Equity markets across the world continue to struggle. The indices of most developed countries remain below the level they were at in 2000 when the 20th century ended. Many investors are worried that stocks will continue to provide inferior returns for years to come. Unfortunately, they may be right.
Historical Returns to Stocks and Bonds
Equities reflect the present value of future earnings and free cash flow to a corporation. If investors anticipate that future earnings will rise, stock prices rise, but if investors anticipate a decline in future profits, share prices will fall.
This changed in the 20th century. As countries abandoned the gold standard and allowed their paper currencies to inflate, share prices rose (often accompanied by numerous stock splits). As governments grew in size, so did taxes, and in countries where income taxes on dividends exceeded capital gains taxes, investors benefited from allowing corporations to reinvest profits that generated capital gains. As illustrated in Figure 20.2, anticipation of future capital gains led to price/earnings (P/E) expansion as investors anticipated rising earnings. Finally, as central banks manipulated interest rates to influence the economy, lower interest rates made equities more attractive contributing to the rise in equity prices.
Could the 21st century be reverting back to the condition of stock markets in the 18th and 19th centuries when the capital gains on stocks were minimal or non-existent? Unfortunately, the answer to this question could very well be yes.
Japan’s Two Lost Decades
Japanese investors saw little or no return between 1990 and 2015. As illustrated in Figure 20.3, from 1950 to 1989, Japan had one of the best-performing markets in the world when the annual return to stocks and bonds was 14.24% per annum. The phenomenal growth in equity returns occurred as Japan’s economy caught up with the rest of the world after the devastation of World War II. Since 1989, stock prices have declined dramatically, showing an annual decline of 1.1% between 1989 and 2015. At the end of 2011, the Nikkei was at the same level it had been at in 1986, almost 30 years with no change in stock prices. Moreover, the trendline on Japanese equities remains down. With the yield on Japan’s 10-year bond actually turning negative in 2016, bonds provide a poor alternative to equities which provide a 2% dividend yield. With the Yen appreciating against other currencies, the return from foreign investments to Japanese investors is reduced. Is this the fate of investors in the rest of the world in the century to come?

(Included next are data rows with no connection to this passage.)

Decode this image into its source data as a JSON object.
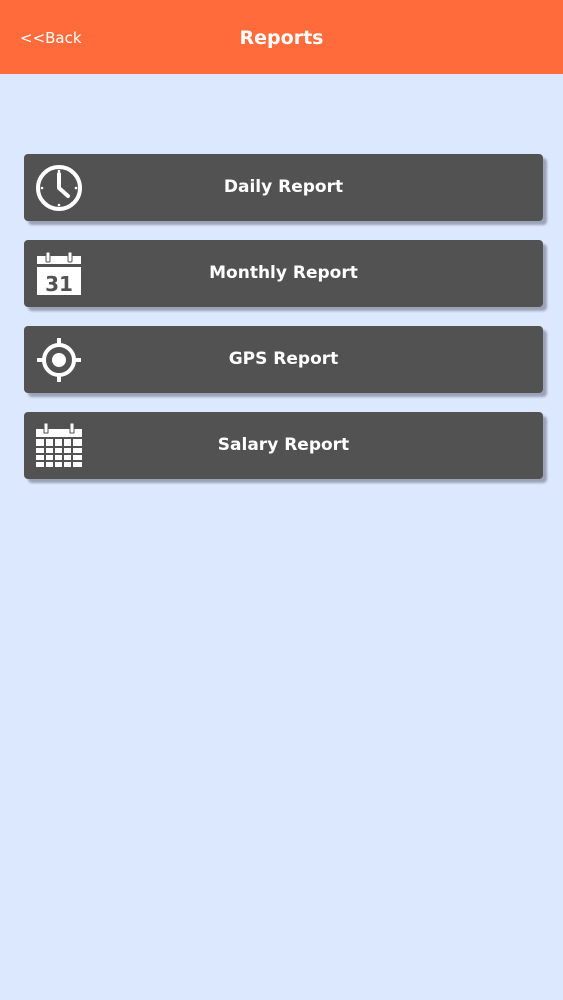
{
  "header": {
    "back_label": "<<Back",
    "title": "Reports",
    "background_color": "#ff6b3b"
  },
  "reports": [
    {
      "label": "Daily Report",
      "icon": "clock-icon"
    },
    {
      "label": "Monthly Report",
      "icon": "calendar-31-icon",
      "icon_text": "31"
    },
    {
      "label": "GPS Report",
      "icon": "gps-target-icon"
    },
    {
      "label": "Salary Report",
      "icon": "calendar-grid-icon"
    }
  ],
  "colors": {
    "page_background": "#dce8fd",
    "button_background": "#525252",
    "text": "#ffffff"
  }
}
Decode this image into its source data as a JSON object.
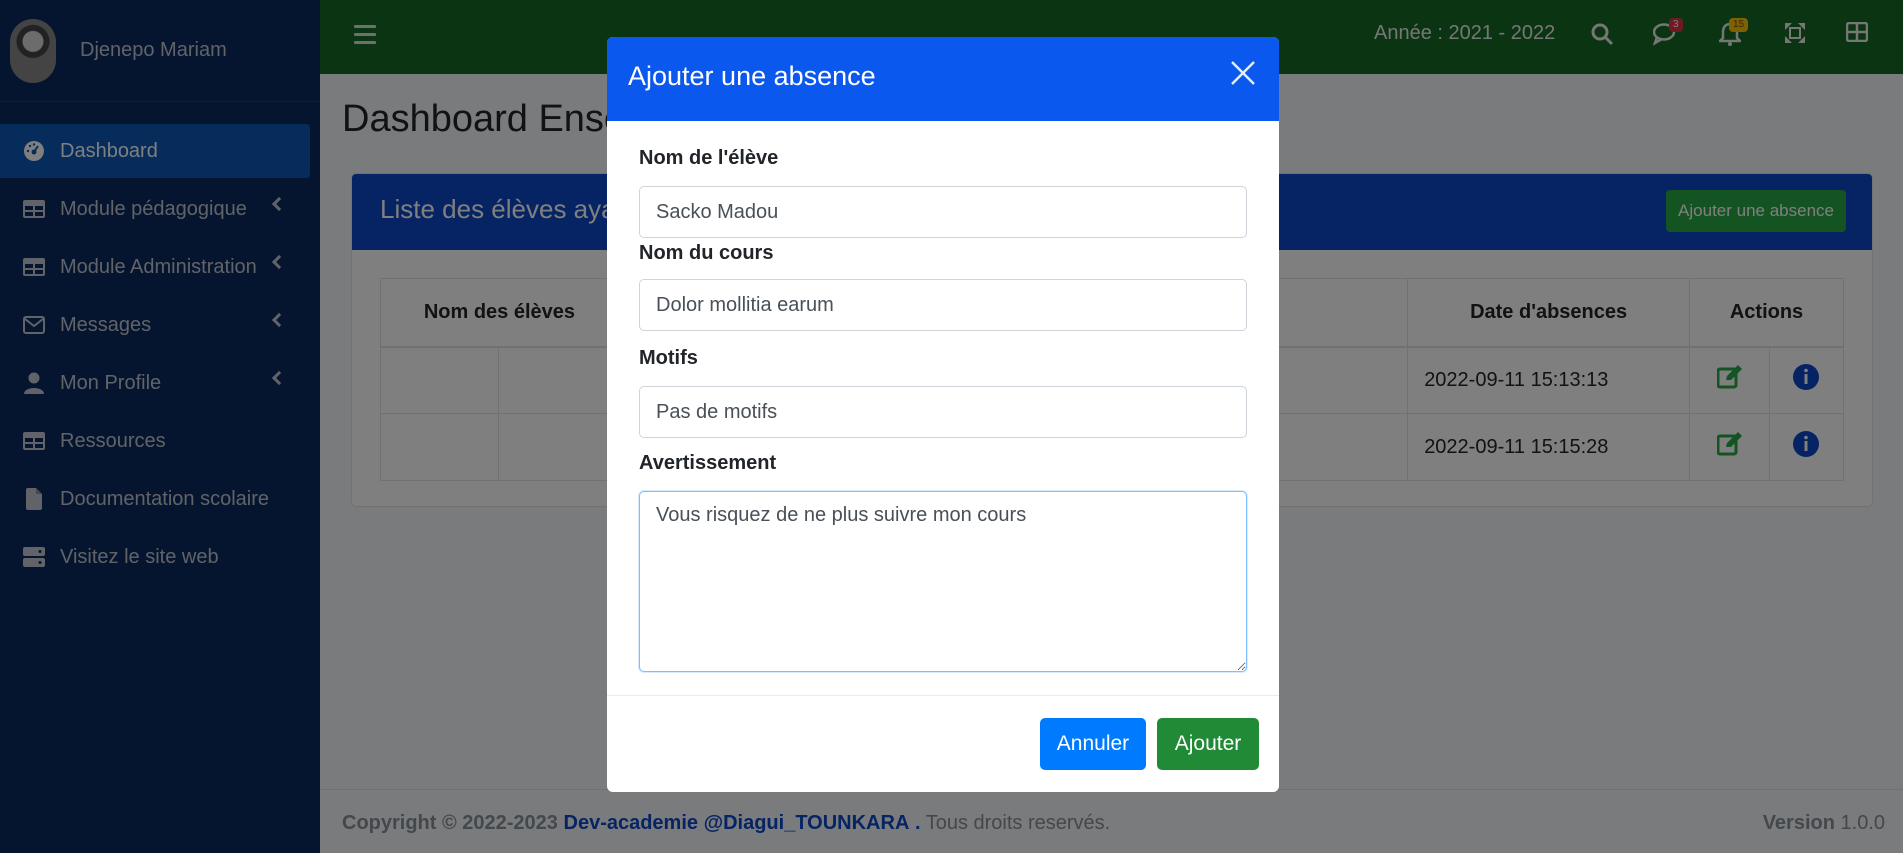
{
  "sidebar": {
    "user_name": "Djenepo Mariam",
    "items": [
      {
        "label": "Dashboard",
        "icon": "tachometer-icon",
        "active": true,
        "chevron": false
      },
      {
        "label": "Module pédagogique",
        "icon": "table-icon",
        "active": false,
        "chevron": true
      },
      {
        "label": "Module Administration",
        "icon": "table-icon",
        "active": false,
        "chevron": true
      },
      {
        "label": "Messages",
        "icon": "envelope-icon",
        "active": false,
        "chevron": true
      },
      {
        "label": "Mon Profile",
        "icon": "user-icon",
        "active": false,
        "chevron": true
      },
      {
        "label": "Ressources",
        "icon": "table-icon",
        "active": false,
        "chevron": false
      },
      {
        "label": "Documentation scolaire",
        "icon": "file-icon",
        "active": false,
        "chevron": false
      },
      {
        "label": "Visitez le site web",
        "icon": "server-icon",
        "active": false,
        "chevron": false
      }
    ]
  },
  "header": {
    "year_label": "Année : 2021 - 2022",
    "messages_badge": "3",
    "notifications_badge": "15"
  },
  "main": {
    "page_title": "Dashboard Ense",
    "card_title": "Liste des élèves ayan",
    "add_button": "Ajouter une absence",
    "table": {
      "headers": [
        "Nom des élèves",
        "Date d'absences",
        "Actions"
      ],
      "rows": [
        {
          "date": "2022-09-11 15:13:13"
        },
        {
          "date": "2022-09-11 15:15:28"
        }
      ]
    }
  },
  "footer": {
    "copyright": "Copyright © 2022-2023",
    "link": "Dev-academie @Diagui_TOUNKARA",
    "dot": ".",
    "rights": "Tous droits reservés.",
    "version_label": "Version",
    "version": "1.0.0"
  },
  "modal": {
    "title": "Ajouter une absence",
    "student_label": "Nom de l'élève",
    "student_value": "Sacko Madou",
    "course_label": "Nom du cours",
    "course_value": "Dolor mollitia earum",
    "reason_label": "Motifs",
    "reason_value": "Pas de motifs",
    "warning_label": "Avertissement",
    "warning_value": "Vous risquez de ne plus suivre mon cours",
    "cancel_button": "Annuler",
    "submit_button": "Ajouter"
  },
  "colors": {
    "sidebar_bg": "#0a2b5e",
    "header_bg": "#176925",
    "primary": "#0a58ee",
    "success": "#28a745"
  }
}
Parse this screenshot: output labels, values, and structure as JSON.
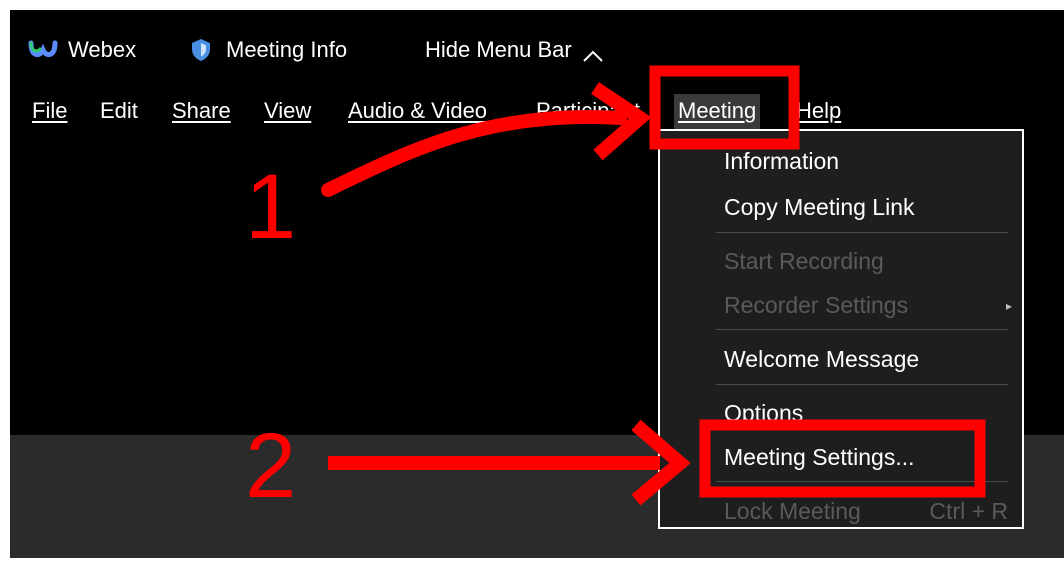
{
  "titlebar": {
    "app_name": "Webex",
    "meeting_info": "Meeting Info",
    "hide_menu_bar": "Hide Menu Bar",
    "hide_arrow": "^"
  },
  "menubar": {
    "file": "File",
    "edit": "Edit",
    "share": "Share",
    "view": "View",
    "audio_video": "Audio & Video",
    "participant": "Participant",
    "meeting": "Meeting",
    "help": "Help"
  },
  "meeting_menu": {
    "information": "Information",
    "copy_link": "Copy Meeting Link",
    "start_recording": "Start Recording",
    "recorder_settings": "Recorder Settings",
    "welcome_message": "Welcome Message",
    "options": "Options",
    "meeting_settings": "Meeting Settings...",
    "lock_meeting": "Lock Meeting",
    "lock_shortcut": "Ctrl + R"
  },
  "annotations": {
    "step1": "1",
    "step2": "2",
    "color": "#ff0000"
  },
  "colors": {
    "window_bg": "#000000",
    "menu_bg": "#1e1e1e",
    "disabled_text": "#5a5a5a",
    "webex_logo": "#3b5bdb",
    "shield": "#4a90e2"
  }
}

This is illustrated in Figure 20.4. The Price/Earnings Ratio for Japanese stocks was between 10 and 15 during the 1960s, but rose after that to 70 in 1989 when stock prices peaked, and to almost 100 in 1995. This allowed the price of stocks to increase faster than earnings. Since then, this trend has reversed. Once again, the P/E Ratio lies in the 10 to 15 range as it did in the 1960s. This at least means that the prices of Japanese stocks are unlikely to decline further unless the earnings of Japanese companies decline.